1. Scope
This document defines a class of interactional risk arising in human–agent systems that engage in continuous, real-time coordination.
The focus is not on incorrect output, model bias, or system malfunction, but on failure modes where technically valid system behavior undermines human subjectivity and participatory stability.
2. Background
Most existing standards frame human oversight as a control or intervention mechanism: the human monitors system behavior and intervenes when necessary.
This framing is appropriate for batch decision systems or discrete automation, but insufficient for interactive systems where meaning and coordination emerge through ongoing interaction.
In such systems, safety cannot be reduced to correctness or override capability.
3. Definition: Co-Semantic Allowance
Co-semantic allowance refers to the capacity of an interactive system to maintain a shared, partially unresolved interactional state between human and non-human agents.
Key characteristics include:
- temporal holding between perception and action,
- tolerance for ambiguity during coordination,
- and preservation of mutual adjustability.
Co-semantic allowance is not delay for its own sake. It is a stability condition for shared meaning.
4. Interactional Risk Class
This document identifies interactional collapse due to premature resolution as a distinct risk class.
4.1 Failure Mode
A system exhibits interactional risk when:
- perception is immediately resolved into output,
- human input is absorbed into deterministic action,
- and the interaction ceases to feel participatory despite formal correctness.
This failure mode may coexist with high accuracy, robustness, and compliance metrics.
4.2 Observable Indicators
Indicators of interactional risk include:
- erosion of perceived agency by human participants,
- difficulty sustaining mutual timing or rhythm,
- subjective reports of being overridden or “outpaced” by the system,
- increased disengagement despite functional performance.
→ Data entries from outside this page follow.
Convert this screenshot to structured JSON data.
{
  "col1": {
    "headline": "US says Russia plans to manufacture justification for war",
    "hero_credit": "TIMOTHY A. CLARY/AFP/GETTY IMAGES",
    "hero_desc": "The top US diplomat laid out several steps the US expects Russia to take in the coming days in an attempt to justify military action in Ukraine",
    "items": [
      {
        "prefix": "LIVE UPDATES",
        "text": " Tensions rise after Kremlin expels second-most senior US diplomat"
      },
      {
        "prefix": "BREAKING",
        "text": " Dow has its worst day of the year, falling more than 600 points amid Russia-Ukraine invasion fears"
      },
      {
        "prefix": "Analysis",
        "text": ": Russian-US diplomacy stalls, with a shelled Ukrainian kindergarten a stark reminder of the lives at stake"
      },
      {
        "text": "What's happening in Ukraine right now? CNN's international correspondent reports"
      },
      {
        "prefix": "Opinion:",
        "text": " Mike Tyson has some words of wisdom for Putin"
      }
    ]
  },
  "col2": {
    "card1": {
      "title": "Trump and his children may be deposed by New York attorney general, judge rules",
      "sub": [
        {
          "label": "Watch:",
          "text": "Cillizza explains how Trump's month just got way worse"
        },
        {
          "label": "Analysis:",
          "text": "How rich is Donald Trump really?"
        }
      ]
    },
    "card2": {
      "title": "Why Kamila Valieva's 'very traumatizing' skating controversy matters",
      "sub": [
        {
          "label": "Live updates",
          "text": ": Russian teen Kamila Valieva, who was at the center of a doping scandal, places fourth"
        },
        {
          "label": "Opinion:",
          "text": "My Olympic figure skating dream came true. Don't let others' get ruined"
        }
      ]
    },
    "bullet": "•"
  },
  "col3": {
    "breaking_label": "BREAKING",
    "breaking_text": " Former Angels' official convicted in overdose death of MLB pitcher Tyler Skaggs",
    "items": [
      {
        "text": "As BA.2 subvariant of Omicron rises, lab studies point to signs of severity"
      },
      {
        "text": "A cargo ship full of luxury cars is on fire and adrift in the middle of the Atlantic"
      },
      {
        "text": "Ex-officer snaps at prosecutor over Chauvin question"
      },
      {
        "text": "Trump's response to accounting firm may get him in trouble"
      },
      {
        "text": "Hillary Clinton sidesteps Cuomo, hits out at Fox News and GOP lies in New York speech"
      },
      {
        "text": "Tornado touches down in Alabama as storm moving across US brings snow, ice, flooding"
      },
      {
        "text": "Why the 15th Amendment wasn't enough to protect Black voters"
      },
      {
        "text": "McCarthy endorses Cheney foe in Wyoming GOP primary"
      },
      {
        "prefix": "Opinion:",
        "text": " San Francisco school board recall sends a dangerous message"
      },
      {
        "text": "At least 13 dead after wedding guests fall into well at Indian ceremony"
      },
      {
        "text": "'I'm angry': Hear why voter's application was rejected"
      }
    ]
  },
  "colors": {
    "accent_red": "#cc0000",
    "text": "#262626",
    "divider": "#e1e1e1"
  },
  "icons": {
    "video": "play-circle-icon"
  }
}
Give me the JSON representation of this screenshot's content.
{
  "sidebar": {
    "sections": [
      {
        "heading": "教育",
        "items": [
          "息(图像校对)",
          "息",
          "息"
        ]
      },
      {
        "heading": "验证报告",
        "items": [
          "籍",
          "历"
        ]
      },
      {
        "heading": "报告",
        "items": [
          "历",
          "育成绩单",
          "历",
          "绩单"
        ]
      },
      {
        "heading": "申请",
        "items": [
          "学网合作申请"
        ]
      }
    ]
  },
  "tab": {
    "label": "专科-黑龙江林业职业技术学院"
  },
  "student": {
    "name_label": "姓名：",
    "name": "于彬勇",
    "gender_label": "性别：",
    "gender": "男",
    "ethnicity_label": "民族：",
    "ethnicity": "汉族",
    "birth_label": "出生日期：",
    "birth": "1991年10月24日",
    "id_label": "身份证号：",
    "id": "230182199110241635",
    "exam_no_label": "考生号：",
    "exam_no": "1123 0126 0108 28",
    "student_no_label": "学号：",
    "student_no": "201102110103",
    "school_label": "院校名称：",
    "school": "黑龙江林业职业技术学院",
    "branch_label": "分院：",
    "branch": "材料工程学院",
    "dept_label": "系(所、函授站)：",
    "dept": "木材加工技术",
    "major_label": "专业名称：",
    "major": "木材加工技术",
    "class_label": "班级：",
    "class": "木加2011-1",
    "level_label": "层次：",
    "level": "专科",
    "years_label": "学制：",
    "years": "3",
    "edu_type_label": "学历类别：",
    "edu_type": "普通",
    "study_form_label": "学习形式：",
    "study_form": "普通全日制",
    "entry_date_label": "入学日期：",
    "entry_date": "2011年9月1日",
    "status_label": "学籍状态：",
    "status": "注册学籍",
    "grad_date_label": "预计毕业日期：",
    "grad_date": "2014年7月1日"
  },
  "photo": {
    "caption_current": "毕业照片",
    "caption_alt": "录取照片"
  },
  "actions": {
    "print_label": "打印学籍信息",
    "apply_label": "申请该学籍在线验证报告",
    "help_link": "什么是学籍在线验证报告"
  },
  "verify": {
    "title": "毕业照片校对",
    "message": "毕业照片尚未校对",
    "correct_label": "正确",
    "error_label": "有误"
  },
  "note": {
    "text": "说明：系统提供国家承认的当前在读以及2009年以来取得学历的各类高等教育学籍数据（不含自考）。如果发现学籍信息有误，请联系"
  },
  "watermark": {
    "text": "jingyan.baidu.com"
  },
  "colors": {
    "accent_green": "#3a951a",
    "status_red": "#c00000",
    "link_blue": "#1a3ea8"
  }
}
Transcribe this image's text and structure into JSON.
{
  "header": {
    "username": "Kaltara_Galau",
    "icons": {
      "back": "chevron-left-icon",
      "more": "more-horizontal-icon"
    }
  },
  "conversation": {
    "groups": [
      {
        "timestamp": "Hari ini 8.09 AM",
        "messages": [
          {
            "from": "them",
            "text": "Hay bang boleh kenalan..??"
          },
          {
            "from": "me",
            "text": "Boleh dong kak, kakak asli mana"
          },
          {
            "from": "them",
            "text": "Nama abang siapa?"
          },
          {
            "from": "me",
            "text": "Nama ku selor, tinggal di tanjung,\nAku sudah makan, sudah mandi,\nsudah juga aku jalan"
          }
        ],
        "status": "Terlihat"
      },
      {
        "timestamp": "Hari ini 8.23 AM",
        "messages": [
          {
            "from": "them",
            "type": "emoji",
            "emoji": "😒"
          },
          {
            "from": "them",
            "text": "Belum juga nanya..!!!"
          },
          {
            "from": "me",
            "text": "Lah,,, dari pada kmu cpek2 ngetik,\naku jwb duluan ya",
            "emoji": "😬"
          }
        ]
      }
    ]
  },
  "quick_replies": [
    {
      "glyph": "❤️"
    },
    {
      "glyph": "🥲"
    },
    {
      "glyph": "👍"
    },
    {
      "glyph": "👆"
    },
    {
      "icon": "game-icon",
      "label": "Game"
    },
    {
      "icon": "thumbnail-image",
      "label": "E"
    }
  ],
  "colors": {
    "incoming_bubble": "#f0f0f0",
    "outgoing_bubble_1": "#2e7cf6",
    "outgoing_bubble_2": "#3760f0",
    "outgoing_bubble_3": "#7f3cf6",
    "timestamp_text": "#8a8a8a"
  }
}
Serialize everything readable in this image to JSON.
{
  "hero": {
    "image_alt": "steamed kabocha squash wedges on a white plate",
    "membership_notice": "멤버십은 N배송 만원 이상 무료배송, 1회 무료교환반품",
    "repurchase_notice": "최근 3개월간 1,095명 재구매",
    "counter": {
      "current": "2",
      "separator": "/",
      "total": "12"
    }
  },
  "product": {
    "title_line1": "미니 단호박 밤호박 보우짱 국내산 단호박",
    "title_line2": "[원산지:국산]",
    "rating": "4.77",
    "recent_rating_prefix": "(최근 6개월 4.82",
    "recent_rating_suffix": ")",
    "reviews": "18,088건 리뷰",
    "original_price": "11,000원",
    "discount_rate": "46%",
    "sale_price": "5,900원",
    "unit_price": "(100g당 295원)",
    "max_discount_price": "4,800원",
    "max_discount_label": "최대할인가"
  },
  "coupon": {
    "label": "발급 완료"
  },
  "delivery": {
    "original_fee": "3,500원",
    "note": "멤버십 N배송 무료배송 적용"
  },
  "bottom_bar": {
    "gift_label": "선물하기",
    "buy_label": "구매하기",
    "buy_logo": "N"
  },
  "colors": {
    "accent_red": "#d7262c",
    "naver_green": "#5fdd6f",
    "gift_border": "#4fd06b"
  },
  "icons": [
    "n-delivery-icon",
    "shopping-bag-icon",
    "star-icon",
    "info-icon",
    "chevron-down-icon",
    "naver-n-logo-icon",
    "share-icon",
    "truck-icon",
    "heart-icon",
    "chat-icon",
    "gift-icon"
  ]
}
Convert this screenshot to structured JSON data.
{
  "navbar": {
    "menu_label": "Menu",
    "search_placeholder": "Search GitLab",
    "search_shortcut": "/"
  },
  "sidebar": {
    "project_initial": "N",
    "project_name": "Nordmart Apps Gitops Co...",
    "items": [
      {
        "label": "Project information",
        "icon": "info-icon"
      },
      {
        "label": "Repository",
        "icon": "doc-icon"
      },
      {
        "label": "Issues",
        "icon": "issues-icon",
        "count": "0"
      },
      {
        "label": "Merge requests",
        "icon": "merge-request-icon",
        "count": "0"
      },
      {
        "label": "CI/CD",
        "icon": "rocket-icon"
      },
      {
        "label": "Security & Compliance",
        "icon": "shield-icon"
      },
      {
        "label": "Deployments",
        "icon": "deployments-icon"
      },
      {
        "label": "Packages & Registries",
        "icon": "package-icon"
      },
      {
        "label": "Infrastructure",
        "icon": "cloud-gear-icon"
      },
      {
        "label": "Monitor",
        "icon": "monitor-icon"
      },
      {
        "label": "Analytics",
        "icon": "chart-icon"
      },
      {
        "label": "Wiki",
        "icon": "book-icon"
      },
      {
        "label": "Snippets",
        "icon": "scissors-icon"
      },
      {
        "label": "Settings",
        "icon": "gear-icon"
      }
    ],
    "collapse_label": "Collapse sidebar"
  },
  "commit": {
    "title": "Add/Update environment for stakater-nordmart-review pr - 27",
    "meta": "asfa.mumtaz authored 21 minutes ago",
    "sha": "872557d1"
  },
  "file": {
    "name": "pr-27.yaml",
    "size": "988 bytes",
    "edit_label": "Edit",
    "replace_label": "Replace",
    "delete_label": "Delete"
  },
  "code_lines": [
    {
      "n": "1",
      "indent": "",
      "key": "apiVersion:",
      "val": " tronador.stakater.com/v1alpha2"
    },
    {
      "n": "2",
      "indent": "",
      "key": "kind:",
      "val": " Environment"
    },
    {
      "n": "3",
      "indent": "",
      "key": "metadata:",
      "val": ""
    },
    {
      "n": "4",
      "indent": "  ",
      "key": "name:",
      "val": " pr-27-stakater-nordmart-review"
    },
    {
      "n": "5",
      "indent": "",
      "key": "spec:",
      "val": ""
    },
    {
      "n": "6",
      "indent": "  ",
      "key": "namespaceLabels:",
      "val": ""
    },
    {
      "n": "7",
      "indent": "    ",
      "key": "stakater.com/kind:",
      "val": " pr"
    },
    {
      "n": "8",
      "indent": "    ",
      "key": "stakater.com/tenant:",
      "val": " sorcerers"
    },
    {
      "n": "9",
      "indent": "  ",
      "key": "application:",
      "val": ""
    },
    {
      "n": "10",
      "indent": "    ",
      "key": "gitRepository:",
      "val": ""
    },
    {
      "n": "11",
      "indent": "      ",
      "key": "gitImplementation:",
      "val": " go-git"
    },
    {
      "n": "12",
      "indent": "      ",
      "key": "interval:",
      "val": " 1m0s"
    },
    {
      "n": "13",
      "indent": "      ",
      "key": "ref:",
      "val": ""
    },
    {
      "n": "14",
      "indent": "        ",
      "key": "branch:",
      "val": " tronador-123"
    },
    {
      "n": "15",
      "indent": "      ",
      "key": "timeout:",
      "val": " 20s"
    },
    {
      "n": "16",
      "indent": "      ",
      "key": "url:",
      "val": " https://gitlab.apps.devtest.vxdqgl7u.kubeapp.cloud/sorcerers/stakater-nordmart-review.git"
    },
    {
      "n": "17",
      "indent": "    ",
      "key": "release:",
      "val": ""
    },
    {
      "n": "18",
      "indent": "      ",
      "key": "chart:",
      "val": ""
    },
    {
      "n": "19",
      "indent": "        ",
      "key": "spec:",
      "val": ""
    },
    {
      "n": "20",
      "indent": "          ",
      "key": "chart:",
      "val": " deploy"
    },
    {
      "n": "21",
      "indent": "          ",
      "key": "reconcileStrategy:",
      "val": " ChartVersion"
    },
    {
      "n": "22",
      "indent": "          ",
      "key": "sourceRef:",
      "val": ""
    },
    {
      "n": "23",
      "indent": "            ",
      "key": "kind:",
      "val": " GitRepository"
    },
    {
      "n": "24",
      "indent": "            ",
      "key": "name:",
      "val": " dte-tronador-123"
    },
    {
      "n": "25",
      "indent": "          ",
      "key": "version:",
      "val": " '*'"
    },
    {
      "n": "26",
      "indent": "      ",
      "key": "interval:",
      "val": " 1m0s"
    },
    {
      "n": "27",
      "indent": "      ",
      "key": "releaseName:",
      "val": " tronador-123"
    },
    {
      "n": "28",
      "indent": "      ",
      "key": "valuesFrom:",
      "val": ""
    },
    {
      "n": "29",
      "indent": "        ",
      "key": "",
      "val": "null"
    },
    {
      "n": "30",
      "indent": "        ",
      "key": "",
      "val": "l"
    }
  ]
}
5. Relation to Human Oversight
Human oversight should be understood not only as the ability to stop or correct a system, but as the system’s capacity to remain yieldable during interaction.
In continuous coordination contexts, oversight failure may occur without any explicit error or violation.
6. Normative Runtime Requirements
For interactive human–agent systems involving continuous coordination, the following requirements apply:
- Systems SHOULD include a holding phase between perception and action.
- Systems SHOULD preserve unresolved interactional states while human participation is active.
- Systems SHOULD avoid collapsing human signals into irreversible execution without allowance for co-adjustment.
- Systems SHOULD treat interaction state as a first-class runtime entity.
These requirements address interactional stability rather than task correctness.
7. Distinction Between Logical and Relational Validity
Logical validity concerns inferential correctness. Relational validity concerns sustained mutual participation.
A system may satisfy the former while violating the latter.
Standards that address only logical validity leave interactional risk ungoverned.
8. Implications for Assessment and Audit
Assessment frameworks should therefore include:
- evaluation of temporal commitment behavior,
- analysis of perception-to-action latency handling,
- and inspection of yieldability under human interaction.
These properties cannot be inferred solely from model performance metrics.
9. Summary
Co-semantic allowance is a necessary condition for preserving human subjectivity in interactive systems.
Without it, systems may remain compliant in form, yet unsafe in experience.
Interactional risk should be treated as a first-class category in the governance of human–agent systems.